Um Boeing 767-300 de carga da companhia 21 Air, que operava a serviço da Amazon, ultrapassou a pista durante o pouso no Aeroporto Internacional de Miami, na Flórida, na tarde de domingo (6). O acidente deixou cinco mortos e cinco feridos, atingindo veículos nas proximidades da pista diagonal.
O voo 7598 partiu do Aeroporto Internacional Luis Muñoz Marín, em San Juan, Porto Rico. Segundo dados do site de rastreamento Flightradar24, a aeronave estava a quase 130 mph quando deixou a parte utilizável da pista. O impacto ocorreu por volta das 13h58.

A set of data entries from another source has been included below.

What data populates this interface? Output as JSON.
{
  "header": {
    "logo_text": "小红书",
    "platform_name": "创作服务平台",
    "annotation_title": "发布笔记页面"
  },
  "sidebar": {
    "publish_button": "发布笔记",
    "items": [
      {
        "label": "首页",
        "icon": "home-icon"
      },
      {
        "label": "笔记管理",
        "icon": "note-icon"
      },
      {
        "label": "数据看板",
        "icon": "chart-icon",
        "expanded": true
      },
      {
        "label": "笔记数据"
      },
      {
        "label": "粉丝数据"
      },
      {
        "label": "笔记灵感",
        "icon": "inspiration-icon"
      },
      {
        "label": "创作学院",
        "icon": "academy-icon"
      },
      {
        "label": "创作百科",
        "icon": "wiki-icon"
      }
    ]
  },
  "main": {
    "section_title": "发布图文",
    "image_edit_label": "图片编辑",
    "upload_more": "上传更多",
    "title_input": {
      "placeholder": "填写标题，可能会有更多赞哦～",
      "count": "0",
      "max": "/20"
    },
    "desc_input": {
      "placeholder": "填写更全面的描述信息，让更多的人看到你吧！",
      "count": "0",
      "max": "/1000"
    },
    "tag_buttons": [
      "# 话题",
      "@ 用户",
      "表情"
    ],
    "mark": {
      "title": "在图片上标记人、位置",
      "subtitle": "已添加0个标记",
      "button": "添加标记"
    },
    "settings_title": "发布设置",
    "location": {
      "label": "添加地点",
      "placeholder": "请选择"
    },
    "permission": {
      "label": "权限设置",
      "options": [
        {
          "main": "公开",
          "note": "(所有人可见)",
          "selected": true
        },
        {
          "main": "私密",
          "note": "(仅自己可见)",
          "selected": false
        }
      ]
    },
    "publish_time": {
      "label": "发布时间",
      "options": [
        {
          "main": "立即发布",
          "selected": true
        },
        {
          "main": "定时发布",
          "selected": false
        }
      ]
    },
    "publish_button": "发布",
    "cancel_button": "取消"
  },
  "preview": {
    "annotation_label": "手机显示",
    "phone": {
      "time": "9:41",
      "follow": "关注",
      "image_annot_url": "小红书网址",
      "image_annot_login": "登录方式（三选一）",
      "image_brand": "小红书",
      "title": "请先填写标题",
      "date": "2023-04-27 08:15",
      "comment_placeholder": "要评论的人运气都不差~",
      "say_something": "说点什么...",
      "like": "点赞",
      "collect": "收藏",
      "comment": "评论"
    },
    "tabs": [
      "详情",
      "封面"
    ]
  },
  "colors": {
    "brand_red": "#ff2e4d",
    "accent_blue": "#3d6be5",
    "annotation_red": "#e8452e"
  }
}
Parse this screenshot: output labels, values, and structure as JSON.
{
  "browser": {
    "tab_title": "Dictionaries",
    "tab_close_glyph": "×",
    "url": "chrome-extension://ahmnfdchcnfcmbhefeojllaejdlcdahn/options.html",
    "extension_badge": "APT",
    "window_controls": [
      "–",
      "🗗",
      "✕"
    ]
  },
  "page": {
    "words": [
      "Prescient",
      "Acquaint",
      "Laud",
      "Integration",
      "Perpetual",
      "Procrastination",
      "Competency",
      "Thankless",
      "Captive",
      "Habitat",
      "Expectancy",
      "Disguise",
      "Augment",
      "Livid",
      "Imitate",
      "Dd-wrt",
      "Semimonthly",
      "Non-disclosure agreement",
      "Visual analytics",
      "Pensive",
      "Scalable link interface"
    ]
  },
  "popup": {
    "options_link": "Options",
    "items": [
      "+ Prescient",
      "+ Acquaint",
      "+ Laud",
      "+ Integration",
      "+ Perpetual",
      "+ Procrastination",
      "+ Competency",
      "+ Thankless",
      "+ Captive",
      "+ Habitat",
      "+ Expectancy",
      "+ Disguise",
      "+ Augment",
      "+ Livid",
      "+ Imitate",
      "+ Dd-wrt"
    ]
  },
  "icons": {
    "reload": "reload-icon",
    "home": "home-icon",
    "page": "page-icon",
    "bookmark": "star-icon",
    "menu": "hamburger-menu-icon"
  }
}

O chefe do Miami-Dade Fire Rescue, Raied Jadallah, informou que 200 profissionais e 60 unidades de emergência foram mobilizados. No local, as equipes encontraram a aeronave além do limite operacional do aeroporto, com chamas e fumaça densa. Jadallah relatou que pessoas ficaram presas em veículos e que houve a necessidade de resgatar o piloto e o copiloto, que estavam retidos no avião.
Ao todo, 10 pessoas estiveram envolvidas no acidente. Além dos cinco mortos, três seguem em estado crítico em um centro de trauma e outros dois foram levados a um hospital local. Ainda não foi confirmado se as vítimas estavam a bordo da aeronave ou no solo.
O Secretário de Transportes, Sean Duffy, alertou viajantes sobre atrasos significativos e possíveis cancelamentos de voos. O aeroporto chegou a decretar a interrupção total de operações terrestres, medida revertida após três horas, embora atrasos tenham sido previstos até a manhã desta segunda-feira (7).
A Amazon, que contrata operadoras externas para seus voos de carga, afirmou que coopera com as autoridades. A 21 Air, sediada na Carolina do Norte e fundada em 2014, opera oito aeronaves para a Amazon Air. O Boeing 767 envolvido no acidente tinha 32 anos.
O National Transportation Safety Board (NTSB) e a Federal Aviation Administration (FAA) conduzem a investigação para apurar a causa da saída da pista. O aeroporto de Miami é o terminal mais movimentado dos Estados Unidos para carga internacional.